Dr. Yogman was screening for postpartum depression in his Massachusetts-based practice long before it was paid for in his state. He always assumed he could identify when a parent was depressed, but quickly discovered that people disclose details on a screening form that they will not offer verbally. Over the years, Dr. Yogman has found use of the screening instrument critical. He has identified three to four extremely serious cases of depression, in which the women were potentially suicidal or homicidal and went on to receive treatment.

“I can’t tell you how grateful they were. We were able to identify it, alleviate the stigma and refer them for successful treatment. …If I ever was a believer before that, I became a zealot about how important it was,” he said.

Referrals and treatment

Pediatricians should be aware of referral resources for those who screen positive.

One option is focusing on the mother-infant pair or dyad. This is a specialty of some early childhood mental health professionals who work on improving the relationship, according to Dr. Earls. The CMS bulletin describes promising results for intensive interventions on mother-child attachment.

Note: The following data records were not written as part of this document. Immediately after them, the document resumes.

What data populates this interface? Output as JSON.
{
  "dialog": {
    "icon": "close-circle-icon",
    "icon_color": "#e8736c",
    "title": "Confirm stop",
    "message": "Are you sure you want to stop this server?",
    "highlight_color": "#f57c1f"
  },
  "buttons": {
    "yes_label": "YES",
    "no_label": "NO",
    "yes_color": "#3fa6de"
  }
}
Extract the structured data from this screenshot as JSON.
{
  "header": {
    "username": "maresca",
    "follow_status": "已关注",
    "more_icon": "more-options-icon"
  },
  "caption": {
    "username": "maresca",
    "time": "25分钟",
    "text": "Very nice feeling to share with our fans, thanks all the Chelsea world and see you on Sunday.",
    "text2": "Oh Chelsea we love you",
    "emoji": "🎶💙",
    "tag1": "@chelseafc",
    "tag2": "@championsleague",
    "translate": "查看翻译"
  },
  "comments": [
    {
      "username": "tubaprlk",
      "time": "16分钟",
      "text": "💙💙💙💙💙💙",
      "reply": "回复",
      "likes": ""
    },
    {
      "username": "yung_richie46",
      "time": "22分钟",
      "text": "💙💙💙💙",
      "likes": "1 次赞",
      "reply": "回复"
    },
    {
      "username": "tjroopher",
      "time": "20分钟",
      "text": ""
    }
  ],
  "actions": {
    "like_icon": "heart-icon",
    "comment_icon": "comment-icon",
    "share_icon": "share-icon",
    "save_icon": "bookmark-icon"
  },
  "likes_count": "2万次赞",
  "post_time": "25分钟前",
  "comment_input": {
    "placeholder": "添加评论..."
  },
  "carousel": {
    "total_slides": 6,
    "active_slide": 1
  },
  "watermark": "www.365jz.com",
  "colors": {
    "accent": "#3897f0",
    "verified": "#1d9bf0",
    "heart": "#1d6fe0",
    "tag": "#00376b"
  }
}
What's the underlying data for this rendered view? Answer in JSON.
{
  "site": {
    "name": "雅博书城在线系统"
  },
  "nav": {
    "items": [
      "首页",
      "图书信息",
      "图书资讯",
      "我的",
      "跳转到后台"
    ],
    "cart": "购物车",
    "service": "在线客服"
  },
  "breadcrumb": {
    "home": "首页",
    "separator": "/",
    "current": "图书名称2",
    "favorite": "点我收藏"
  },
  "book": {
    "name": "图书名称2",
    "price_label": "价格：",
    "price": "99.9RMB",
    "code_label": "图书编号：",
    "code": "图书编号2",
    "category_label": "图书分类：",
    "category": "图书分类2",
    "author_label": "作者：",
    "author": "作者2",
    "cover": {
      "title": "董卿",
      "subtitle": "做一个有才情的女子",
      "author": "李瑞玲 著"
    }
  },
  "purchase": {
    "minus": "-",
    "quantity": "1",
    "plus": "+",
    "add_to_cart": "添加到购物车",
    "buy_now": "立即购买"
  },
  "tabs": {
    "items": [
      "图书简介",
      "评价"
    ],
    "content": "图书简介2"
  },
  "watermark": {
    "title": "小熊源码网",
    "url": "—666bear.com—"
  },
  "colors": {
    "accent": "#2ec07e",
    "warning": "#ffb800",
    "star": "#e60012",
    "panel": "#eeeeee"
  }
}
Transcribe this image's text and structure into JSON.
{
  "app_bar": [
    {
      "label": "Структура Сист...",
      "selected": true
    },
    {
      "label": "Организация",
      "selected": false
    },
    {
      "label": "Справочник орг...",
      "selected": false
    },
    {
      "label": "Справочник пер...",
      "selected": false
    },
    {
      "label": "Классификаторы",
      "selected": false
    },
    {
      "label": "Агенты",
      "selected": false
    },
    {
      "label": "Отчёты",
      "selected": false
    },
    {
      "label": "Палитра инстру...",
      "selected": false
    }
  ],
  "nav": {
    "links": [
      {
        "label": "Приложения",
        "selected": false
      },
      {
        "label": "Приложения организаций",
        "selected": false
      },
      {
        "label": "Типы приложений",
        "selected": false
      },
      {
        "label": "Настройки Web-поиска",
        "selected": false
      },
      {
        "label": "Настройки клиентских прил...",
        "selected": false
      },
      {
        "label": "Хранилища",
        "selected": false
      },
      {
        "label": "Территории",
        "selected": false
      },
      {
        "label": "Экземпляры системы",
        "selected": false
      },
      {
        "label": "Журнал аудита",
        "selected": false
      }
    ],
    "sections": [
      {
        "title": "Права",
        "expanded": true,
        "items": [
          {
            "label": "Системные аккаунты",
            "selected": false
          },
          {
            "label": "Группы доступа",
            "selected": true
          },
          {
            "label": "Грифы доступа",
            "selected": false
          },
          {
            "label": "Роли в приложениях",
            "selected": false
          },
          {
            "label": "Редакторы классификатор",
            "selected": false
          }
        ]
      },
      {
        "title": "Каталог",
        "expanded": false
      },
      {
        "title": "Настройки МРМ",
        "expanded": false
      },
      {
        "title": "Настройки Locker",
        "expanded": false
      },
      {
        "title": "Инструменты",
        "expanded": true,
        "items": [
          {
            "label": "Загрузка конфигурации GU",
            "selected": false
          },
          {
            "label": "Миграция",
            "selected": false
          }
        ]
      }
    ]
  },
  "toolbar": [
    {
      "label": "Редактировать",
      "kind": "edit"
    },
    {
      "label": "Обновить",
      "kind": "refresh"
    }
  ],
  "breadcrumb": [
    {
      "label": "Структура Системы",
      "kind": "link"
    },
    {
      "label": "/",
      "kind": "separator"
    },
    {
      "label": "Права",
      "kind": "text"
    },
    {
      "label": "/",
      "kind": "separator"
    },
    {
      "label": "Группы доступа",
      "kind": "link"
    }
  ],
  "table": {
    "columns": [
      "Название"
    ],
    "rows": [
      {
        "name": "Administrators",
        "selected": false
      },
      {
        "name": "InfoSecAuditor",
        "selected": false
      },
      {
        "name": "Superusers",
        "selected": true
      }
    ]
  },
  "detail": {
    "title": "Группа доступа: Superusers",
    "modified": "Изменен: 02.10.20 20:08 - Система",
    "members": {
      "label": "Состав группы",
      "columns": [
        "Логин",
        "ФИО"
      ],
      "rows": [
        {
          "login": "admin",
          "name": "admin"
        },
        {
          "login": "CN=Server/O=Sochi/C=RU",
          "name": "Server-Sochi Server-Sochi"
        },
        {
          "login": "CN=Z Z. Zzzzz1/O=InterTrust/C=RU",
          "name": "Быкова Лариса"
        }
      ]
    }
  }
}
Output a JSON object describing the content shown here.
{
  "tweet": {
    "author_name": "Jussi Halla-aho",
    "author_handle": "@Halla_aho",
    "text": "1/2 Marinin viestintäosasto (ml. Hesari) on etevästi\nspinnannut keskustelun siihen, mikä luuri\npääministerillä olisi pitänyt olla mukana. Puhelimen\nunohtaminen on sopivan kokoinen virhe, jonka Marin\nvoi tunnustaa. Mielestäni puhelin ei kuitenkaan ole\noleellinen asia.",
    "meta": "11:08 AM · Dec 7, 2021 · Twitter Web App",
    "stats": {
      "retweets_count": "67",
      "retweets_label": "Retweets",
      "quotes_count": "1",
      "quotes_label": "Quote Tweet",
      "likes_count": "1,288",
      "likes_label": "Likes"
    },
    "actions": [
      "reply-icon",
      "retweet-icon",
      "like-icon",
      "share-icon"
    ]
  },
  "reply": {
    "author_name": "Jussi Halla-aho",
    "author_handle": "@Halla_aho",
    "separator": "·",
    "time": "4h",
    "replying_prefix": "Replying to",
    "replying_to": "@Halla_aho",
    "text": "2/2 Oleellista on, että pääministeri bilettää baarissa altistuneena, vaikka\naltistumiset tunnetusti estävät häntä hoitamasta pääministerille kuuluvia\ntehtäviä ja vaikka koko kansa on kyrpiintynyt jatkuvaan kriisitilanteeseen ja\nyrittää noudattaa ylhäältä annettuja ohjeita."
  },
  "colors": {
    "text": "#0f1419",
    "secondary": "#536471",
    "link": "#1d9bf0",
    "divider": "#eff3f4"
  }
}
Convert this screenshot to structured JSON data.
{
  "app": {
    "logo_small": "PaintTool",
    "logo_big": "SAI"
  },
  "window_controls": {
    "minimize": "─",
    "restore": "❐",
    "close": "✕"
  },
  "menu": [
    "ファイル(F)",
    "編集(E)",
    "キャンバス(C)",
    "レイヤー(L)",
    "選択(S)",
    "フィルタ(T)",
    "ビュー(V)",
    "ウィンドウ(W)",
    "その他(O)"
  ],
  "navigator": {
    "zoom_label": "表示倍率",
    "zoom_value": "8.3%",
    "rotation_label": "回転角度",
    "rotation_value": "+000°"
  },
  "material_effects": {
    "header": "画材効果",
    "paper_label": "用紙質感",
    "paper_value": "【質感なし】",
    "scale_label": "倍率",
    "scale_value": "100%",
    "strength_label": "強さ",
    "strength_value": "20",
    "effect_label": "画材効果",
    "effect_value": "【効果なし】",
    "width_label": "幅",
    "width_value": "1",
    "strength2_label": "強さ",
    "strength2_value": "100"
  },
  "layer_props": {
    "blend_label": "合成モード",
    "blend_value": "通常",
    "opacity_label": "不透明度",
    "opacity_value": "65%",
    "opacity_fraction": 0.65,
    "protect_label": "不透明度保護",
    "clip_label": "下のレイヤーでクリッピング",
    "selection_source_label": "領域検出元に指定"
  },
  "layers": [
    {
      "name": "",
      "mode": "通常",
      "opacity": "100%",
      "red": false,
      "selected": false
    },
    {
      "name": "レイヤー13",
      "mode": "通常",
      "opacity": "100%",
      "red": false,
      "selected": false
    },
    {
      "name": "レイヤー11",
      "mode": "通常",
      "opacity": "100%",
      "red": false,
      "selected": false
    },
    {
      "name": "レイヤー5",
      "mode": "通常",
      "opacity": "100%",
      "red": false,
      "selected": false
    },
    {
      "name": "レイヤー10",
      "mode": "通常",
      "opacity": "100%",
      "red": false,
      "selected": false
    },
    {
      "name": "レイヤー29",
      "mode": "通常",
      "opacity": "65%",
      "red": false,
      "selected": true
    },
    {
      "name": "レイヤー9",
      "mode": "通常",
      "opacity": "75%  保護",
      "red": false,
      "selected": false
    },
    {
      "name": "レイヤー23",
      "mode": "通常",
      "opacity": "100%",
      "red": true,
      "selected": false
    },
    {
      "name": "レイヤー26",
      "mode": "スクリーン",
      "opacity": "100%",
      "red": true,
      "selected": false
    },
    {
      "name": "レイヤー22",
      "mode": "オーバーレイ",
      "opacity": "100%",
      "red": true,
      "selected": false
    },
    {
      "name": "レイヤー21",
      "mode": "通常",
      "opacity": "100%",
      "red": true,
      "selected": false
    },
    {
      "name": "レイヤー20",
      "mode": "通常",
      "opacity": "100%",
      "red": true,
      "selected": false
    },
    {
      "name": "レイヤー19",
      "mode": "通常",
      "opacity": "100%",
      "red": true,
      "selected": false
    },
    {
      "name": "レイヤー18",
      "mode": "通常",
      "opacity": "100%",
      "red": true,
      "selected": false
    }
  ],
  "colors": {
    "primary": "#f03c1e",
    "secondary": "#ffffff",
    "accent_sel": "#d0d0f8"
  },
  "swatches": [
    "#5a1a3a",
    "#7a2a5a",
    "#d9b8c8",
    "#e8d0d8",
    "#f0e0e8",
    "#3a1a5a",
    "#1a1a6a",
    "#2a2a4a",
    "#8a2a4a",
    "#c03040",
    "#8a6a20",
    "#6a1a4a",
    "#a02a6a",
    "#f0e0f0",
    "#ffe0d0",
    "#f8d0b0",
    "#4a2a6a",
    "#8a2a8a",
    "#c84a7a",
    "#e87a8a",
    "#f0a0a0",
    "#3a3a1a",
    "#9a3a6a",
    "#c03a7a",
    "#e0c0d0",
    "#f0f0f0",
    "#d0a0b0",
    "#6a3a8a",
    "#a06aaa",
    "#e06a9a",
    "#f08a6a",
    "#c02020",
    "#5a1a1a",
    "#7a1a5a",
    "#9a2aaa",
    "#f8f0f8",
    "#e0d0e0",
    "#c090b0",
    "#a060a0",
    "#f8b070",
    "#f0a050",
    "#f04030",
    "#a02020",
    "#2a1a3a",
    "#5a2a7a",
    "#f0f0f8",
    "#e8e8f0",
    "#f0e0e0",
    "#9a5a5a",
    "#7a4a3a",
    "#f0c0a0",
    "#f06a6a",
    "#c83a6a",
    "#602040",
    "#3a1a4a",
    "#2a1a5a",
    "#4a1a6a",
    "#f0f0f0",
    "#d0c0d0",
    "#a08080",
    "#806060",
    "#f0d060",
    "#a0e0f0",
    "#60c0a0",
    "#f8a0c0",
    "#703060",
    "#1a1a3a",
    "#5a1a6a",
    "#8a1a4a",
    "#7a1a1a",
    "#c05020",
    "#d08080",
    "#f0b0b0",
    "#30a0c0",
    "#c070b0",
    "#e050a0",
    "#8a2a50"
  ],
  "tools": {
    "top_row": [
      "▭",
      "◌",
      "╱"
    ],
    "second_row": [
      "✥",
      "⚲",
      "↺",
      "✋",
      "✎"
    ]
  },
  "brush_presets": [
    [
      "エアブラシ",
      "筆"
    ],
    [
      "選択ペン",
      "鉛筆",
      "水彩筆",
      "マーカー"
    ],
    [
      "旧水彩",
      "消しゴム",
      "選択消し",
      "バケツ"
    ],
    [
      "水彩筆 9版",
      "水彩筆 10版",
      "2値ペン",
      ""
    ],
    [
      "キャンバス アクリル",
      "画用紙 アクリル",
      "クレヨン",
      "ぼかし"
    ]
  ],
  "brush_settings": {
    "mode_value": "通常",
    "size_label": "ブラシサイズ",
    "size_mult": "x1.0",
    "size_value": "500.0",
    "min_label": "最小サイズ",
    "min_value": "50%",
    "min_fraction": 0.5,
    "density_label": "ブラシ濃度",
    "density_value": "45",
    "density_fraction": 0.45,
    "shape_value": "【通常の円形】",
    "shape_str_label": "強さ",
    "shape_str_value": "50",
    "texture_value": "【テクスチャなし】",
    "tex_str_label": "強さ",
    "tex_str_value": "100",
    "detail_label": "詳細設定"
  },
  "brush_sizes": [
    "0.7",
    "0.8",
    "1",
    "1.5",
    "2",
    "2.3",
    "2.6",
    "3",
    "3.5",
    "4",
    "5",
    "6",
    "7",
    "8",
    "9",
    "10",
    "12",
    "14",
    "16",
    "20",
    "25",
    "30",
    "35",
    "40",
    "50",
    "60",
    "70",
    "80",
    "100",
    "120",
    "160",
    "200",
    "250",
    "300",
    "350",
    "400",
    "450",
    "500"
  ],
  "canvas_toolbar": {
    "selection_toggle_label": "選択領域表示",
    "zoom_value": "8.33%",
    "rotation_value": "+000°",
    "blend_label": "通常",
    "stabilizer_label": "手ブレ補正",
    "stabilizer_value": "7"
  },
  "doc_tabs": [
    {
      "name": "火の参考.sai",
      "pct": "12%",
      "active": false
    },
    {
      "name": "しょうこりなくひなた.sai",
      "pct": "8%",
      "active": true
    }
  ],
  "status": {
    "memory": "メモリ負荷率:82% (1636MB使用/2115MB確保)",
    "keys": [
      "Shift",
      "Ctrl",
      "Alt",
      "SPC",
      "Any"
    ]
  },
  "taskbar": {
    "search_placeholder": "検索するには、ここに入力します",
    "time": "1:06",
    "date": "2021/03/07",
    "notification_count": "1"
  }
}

Home visiting programs, as well, can encourage positive parenting that improves maternal-child health, and Dr. Yogman suggested employers back parent support programs.

“There’s so much stigma for postpartum depression,” Dr. Yogman said. “…(People think) ‘What’s wrong with me that I’m not enjoying this wonderful baby? And I’m depressed.’ So people hide it and don’t realize how common it is, how treatable it is and how important it is to ask for help.”